Sunday, February 19, 2006
Are you having issues with spam? I'm not!
Back on February 1st I mentioned my email server. Since then I've gotten a couple of inquiries into why I have one, and how it helps eliminate spam.
The reason I have one is that I like to read my email from several PCs, including PCs at other peoples' houses, without entrusting all my email to potentially snoopy providers, such as Gmail or my ISP, and having to use a web client.
The reason I can't move between machines easily is because the popular email clients' Bayesian spam filters only work on one machine. Each machine's client learns to filter a different subset of spam message types, so no one machine can do a very good job.

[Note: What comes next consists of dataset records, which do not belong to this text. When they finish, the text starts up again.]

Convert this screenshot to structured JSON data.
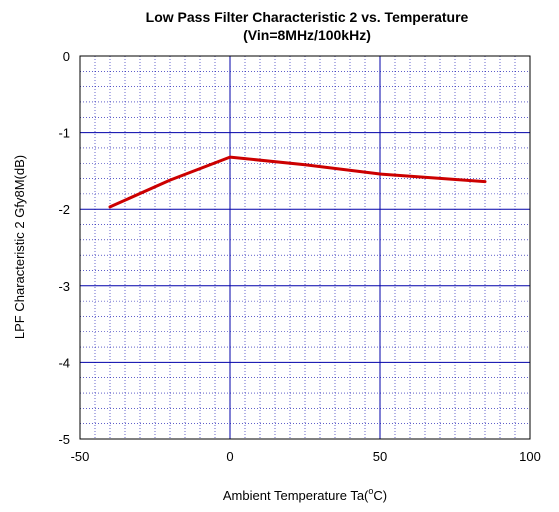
{
  "chart_data": {
    "type": "line",
    "title": "Low Pass Filter Characteristic 2 vs. Temperature",
    "subtitle": "(Vin=8MHz/100kHz)",
    "xlabel_main": "Ambient Temperature  Ta(",
    "xlabel_sup": "o",
    "xlabel_end": "C)",
    "ylabel": "LPF Characteristic 2 Gfy8M(dB)",
    "xlim": [
      -50,
      100
    ],
    "ylim": [
      -5,
      0
    ],
    "x_ticks": [
      "-50",
      "0",
      "50",
      "100"
    ],
    "y_ticks": [
      "0",
      "-1",
      "-2",
      "-3",
      "-4",
      "-5"
    ],
    "grid": true,
    "colors": {
      "series": "#cc0000",
      "major_grid": "#0000aa",
      "minor_grid": "#0000aa"
    },
    "series": [
      {
        "x": [
          -40,
          -20,
          0,
          25,
          50,
          85
        ],
        "values": [
          -1.97,
          -1.62,
          -1.32,
          -1.42,
          -1.54,
          -1.64
        ]
      }
    ]
  }
}
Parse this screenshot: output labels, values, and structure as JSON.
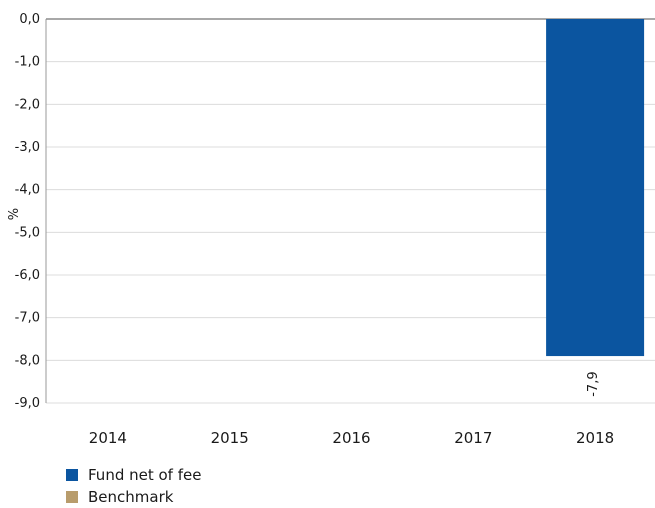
{
  "chart_data": {
    "type": "bar",
    "categories": [
      "2014",
      "2015",
      "2016",
      "2017",
      "2018"
    ],
    "series": [
      {
        "name": "Fund net of fee",
        "color": "#0b55a0",
        "values": [
          null,
          null,
          null,
          null,
          -7.9
        ]
      },
      {
        "name": "Benchmark",
        "color": "#b89c6c",
        "values": [
          null,
          null,
          null,
          null,
          null
        ]
      }
    ],
    "ylabel": "%",
    "ylim": [
      -9,
      0
    ],
    "yticks": [
      "0,0",
      "-1,0",
      "-2,0",
      "-3,0",
      "-4,0",
      "-5,0",
      "-6,0",
      "-7,0",
      "-8,0",
      "-9,0"
    ],
    "data_labels": [
      "",
      "",
      "",
      "",
      "-7,9"
    ],
    "grid": true,
    "legend_position": "bottom-left"
  }
}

Because I have my own email server, I run a Bayesian filter on it, and my wife and I both train it as necessary. That server lets each of us use whatever email client we want (as long as it uses non-proprietary protocols), on any computer we want, while still having the spam consistently removed from our inboxes. When the filter finds a spammy message for my wife or me, it puts it into a personal "Likely Spam" folder.
The "Likely Spam" folder takes no effort to patrol. I can't remember ever seeing a legitimate email message in that folder, but I still check it, just in case. For this folder I also use my email client's Bayesian filter, and because it's a different implementation that I train less often, it marks the really really spammy messages with a little trash icon. I just delete those messages from the "Likely Spam" folder without looking at them very hard. Then I scan the names and subjects of the remaining messages, potentially rescue any that aren't really spam, mark the rest as spam to train my local email client, then delete them for good. It sounds harder than it is. I can almost do all this in a few keystrokes.
My wife and I both train the shared spam filter with the newest stupid spamming tricks. When the server's filter lets a spam message through, we just drag it into our personal "Training for Spam" folder. That's all there is to it.
Although my wife and I each have a "Training for Ham" folder, we almost never have to use it. On the rare occasion we do find a message that's not really spam, we copy it into our "Training for Ham" folder.
The server's spam filter periodically checks each person's training folders, and trains itself with the messages it finds.
Each week I still see a few spam messages sneak through, but I think I know how to increase the detection another order of magnitude without changing the user experience at all. In addition to the Bayesian filter called "SpamProbe", I plan to install "SpamAssassin", which uses entirely different techniques, such as looking up the sender's domain name to see if it's in a "black list". I'm expecting the combination of the two filters to add a few more nines to the percentage of spam messages filtered.
I'm thinking about making a little network appliance with all of this software preinstalled on a small-form-factor hard drive. Do you think you would want to test one? Do you think you would buy one if it were cheap enough?